What pricing strategy involves sellers bidding prices to capture a buyer's business?

Enhance your knowledge and readiness for the WGU MKTG2150 D174 Marketing Management Exam with comprehensive flashcards, multiple choice questions, and expert explanations. Aim high for your MKTG2150 exam success today!

The pricing strategy that involves sellers bidding prices to capture a buyer's business is known as competitive bidding, which closely aligns with the context of cost-plus pricing in certain scenarios. This strategy commonly occurs in auctions or competitive environments where multiple sellers offer prices in hopes of winning a customer’s contract or business.

Cost-plus pricing typically involves setting prices based on the cost of production plus a markup for profit. However, in the context of bidding, sellers may adjust their cost-plus calculations dynamically based on the prices set by competitors to ensure they remain competitive and able to win the bid. This strategy can lead to sellers actively participating in price negotiation through bids, particularly in industries with significant competition and variable costs.

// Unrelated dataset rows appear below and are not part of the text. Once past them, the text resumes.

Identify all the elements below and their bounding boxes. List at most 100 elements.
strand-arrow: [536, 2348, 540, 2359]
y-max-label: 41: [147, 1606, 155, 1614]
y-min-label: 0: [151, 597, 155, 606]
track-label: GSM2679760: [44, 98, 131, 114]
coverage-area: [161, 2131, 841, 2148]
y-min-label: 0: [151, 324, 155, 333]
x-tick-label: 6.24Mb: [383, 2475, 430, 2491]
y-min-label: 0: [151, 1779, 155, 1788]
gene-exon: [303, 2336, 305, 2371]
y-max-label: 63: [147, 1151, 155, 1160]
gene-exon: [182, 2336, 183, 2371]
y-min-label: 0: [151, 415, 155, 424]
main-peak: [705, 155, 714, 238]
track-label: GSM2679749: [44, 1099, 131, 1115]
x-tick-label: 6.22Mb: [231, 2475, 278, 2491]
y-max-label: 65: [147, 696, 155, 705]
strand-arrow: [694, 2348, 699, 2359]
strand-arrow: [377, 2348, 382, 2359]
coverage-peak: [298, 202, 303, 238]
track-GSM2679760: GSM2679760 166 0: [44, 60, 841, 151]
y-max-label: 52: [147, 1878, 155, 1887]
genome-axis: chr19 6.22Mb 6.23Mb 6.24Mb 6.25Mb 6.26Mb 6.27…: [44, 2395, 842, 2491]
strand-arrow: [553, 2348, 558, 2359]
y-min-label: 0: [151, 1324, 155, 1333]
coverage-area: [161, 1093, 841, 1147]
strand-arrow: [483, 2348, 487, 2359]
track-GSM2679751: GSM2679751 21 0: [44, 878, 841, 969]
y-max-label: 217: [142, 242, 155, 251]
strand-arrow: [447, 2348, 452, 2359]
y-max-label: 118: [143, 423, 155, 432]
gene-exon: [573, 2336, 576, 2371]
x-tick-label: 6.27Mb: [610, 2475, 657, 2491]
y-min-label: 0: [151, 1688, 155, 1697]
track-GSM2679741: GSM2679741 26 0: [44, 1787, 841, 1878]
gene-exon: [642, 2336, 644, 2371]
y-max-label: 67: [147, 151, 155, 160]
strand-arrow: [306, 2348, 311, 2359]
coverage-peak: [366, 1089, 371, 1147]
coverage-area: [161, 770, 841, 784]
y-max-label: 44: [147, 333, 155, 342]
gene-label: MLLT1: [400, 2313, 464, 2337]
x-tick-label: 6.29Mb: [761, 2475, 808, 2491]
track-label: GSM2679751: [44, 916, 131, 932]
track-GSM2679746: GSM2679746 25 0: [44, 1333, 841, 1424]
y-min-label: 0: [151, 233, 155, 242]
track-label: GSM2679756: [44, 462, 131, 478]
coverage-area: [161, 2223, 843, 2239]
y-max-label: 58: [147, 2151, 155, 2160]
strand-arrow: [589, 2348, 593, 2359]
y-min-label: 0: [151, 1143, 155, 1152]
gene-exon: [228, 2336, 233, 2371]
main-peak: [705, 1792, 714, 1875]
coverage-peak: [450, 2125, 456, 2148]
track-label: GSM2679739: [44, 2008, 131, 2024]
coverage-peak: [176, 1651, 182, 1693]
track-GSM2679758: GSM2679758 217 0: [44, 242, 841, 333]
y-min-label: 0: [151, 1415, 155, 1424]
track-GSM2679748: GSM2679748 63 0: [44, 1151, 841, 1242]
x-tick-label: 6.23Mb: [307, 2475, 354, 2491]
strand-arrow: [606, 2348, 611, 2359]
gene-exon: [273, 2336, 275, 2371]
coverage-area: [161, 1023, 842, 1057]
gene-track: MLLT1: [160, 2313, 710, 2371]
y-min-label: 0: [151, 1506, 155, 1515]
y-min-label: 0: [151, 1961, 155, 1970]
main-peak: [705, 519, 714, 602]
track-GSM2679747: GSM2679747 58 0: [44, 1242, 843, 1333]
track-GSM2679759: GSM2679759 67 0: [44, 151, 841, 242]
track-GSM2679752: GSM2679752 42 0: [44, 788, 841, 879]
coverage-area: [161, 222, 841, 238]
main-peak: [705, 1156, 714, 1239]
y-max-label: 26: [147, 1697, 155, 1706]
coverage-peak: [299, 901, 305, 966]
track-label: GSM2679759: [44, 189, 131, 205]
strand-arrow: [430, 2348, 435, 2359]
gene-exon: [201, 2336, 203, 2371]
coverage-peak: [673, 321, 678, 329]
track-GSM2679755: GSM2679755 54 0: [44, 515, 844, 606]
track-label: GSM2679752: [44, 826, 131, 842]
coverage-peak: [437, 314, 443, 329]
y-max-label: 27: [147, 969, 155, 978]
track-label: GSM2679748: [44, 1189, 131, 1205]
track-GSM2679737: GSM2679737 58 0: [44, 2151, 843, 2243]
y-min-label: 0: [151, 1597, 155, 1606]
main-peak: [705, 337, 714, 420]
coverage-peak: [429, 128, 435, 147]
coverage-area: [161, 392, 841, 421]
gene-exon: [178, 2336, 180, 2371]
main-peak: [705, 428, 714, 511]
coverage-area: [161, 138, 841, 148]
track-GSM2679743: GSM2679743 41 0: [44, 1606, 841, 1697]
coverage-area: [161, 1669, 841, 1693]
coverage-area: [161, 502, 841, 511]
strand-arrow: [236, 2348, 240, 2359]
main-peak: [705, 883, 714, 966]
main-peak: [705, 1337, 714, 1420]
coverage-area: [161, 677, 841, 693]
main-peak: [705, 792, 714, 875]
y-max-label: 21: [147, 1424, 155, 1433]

The other options present different pricing approaches that do not revolve around the bidding process. Average-cost pricing focuses on setting a price based on the total cost divided by the number of units produced. Target return pricing is aimed at achieving a specific return on investment, and price fixing is an illegal practice where competitors set prices at a predetermined level, rather than allowing market forces to dictate them. Thus, the competitive nature of cost-plus pricing in a bidding context makes it the most relevant choice regarding the question about sellers bidding to win business.